Sono ebreo. Non ne traggo motivo né di orgoglio né di vergogna […]. Non rivendico mai la mia origine salvo che in un caso: quando mi trovo di fronte a un antisemita (Marc Bloch, “La strana disfatta”, 1946).

 

 

Il conflitto in medio oriente è ormai diventato una specie di porto delle nebbie, in cui i figli delle vittime della Shoah sono accusati di genocidio del popolo palestinese. La semplice comparazione è ignobile, ma la sua percezione è ormai diffusa nell’opinione pubblica internazionale. D’altronde, l’antisemitismo è come un fiume carsico: riemerge in superficie ogni volta che Israele combatte per la propria sopravvivenza. Oggi il suo diritto a esistere viene nuovamente negato dal burattinaio dei tagliagole di Hamas e Hezbollah. Perché lo stato israeliano, come recita sia la propaganda islamista sia quella a ovest di Allah, sarebbe l’emissario del “Grande Satana” americano (copyright dell’ayatollah Khomeini).

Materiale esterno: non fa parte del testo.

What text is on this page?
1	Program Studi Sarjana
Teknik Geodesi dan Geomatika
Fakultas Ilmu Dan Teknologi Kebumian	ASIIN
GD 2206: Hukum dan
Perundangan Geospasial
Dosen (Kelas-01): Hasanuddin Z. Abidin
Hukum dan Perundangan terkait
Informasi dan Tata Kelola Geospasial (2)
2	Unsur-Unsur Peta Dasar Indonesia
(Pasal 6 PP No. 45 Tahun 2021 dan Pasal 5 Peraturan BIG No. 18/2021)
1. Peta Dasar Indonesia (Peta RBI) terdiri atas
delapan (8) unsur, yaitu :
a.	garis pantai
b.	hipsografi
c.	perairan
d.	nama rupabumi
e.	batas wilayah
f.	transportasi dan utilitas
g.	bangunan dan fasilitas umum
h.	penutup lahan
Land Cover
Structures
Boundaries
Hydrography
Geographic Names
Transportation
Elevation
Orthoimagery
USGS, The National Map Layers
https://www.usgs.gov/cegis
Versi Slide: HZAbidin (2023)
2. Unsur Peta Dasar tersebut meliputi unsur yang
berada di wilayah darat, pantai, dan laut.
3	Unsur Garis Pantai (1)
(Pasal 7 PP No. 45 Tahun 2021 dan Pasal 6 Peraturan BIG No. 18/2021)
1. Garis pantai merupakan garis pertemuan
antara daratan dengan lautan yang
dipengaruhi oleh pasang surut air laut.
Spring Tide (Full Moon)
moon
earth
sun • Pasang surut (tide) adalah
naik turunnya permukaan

Una distorsione brutale della realtà che non è facile contrastare. Del resto, come aveva intuito Theodor W. Adorno, le radici dell’antisemitismo si spingono sino alla profondità più oscura e misteriosa della nostra civiltà. Hannah Arendt ha collocato l’antisemitismo tra le componenti determinanti dei totalitarismi novecenteschi. Per l’allieva di Karl Jaspers, solo riconoscendo che gli ebrei d’Europa erano stati selezionati per un progetto di feroce epurazione dell’umanità, lo sterminio poteva essere definito come un crimine contro “tutta” l’umanità. Gli ebrei erano stati le prime vittime delle fabbriche della morte, ma il loro destino tragicamente eccezionale doveva gettare la luce sul destino di “tutti” i popoli.

Arendt, inoltre, era convinta che la ultrasecolare tradizione antigiudaica chiamava in causa tutte le élite europee, culturali, religiose, politiche e sociali (“Le origini del totalitarismo”, 1951). Ne aveva ben donde. In fondo, come aveva capito lo storico francese March Bloch, la catastrofe dell’Olocausto non sarebbe stata possibile senza la sconfitta della logica, cioè della menzogna che diventa verità. E, come aveva capito il filologo tedesco Victor Klemperer, essa non sarebbe stata possibile senza lo scempio della lingua: “Il nazismo [intende] privare il singolo della sua natura di individuo e anestetizzare la sua personalità, sino a renderlo un elemento del gregge senza pensiero né volontà, […] a farne un atomo di un masso rotolante” (“LTI. La lingua del Terzo Reich. Taccuino di un filologo”, Giuntina, 2008).